Further, as discussed in Japanese Patent Application Laid-Open No. 2011-254350, a “multi-color” calibration technique using a four-dimensional LUT is conventionally proposed. The “multi-color” is a composite color that is reproducible using a plurality of toners of red, green, and blue or gray (based on CMY). Especially, according to electrophotography, even when a one-dimensional LUT is used to correct single-color gradation characteristics, a nonlinear difference tends to occur if a plurality of toners is used to express a “multi-color.” Performing the multi-color calibration is useful to correct multi-color reproduction characteristics, which can be expressed by a combination (e.g., a superposition) of a plurality of color toners.
A processing procedure including a “multi-color” calibration is described below. The processing includes printing patches on a recording medium (e.g., a paper) based on single-color chart data that is usable to perform the “single-color” calibration and reading the printed patches with a scanner or a sensor. The processing further includes comparing read patch data with target values having been set beforehand and generating a one-dimensional LUT usable to correct differences between read patch data and the target values. The processing further includes printing patches on a recording medium based on multi-color chart data that reflects the obtained one-dimensional LUT to perform the “multi-color” calibration and reading the printed patches with the scanner or the sensor. The processing includes comparing the read patch data with target values having been set beforehand and generating a four-dimensional LUT usable to correct differences between read patch data and the target values.

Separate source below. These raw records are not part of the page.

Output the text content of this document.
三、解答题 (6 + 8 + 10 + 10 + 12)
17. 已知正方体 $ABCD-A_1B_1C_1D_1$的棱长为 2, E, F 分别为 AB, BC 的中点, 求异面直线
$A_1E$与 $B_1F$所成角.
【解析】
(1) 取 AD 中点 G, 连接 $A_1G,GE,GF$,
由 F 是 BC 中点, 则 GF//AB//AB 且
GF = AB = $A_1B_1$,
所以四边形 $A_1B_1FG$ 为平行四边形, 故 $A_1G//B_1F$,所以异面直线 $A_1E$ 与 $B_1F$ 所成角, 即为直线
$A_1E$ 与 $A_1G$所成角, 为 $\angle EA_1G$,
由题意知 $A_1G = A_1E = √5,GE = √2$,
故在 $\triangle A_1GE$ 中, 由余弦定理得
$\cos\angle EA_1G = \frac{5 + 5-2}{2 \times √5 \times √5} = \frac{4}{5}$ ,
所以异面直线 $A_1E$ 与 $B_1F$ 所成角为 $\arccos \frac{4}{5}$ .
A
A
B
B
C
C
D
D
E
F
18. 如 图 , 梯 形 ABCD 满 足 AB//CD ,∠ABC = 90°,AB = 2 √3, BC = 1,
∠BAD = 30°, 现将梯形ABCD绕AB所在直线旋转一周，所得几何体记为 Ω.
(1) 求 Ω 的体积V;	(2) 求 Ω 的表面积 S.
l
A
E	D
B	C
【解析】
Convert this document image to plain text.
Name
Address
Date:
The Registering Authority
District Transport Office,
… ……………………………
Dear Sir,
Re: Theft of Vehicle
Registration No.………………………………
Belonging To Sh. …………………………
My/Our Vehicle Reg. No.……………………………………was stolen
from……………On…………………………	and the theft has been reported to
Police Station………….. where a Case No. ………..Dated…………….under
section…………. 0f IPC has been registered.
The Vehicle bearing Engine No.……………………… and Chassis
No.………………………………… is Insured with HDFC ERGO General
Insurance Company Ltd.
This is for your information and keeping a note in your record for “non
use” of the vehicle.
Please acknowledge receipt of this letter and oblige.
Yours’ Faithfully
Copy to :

As mentioned above, it is conventionally feasible to realize highly accurate correction by performing the “multi-color” calibration in such a way as to correct multi-color characteristics that cannot be corrected by the “single-color” calibration.
However, according to the above-mentioned technique, the multi-color calibration can be started on condition that gradation characteristics have been already corrected in the single-color calibration. In other words, it is required to complete the single-color calibration before starting the multi-color calibration. Therefore, a long processing time is required to accomplish the multi-color calibration.
For example, if it is determined that an image obtained after the multi-color calibration is insufficient in image quality, it is difficult to identify a failure having occurred in the single-color calibration or the multi-color calibration. Accordingly, it is necessary to re-execute the single-color calibration and the multi-color calibration in this order. The working time for the entire calibration processing greatly increases.
On the other hand, constantly restarting the multi-color calibration while skipping the single-color calibration may be useful to reduce the processing time. However, in a case where the single-color calibration has not been successfully completed, the correction accuracy will deteriorate significantly in the multi-color calibration to be performed subsequently.
From the reason described above, the multi-color calibration may not be easy to use for a user in a specific situation.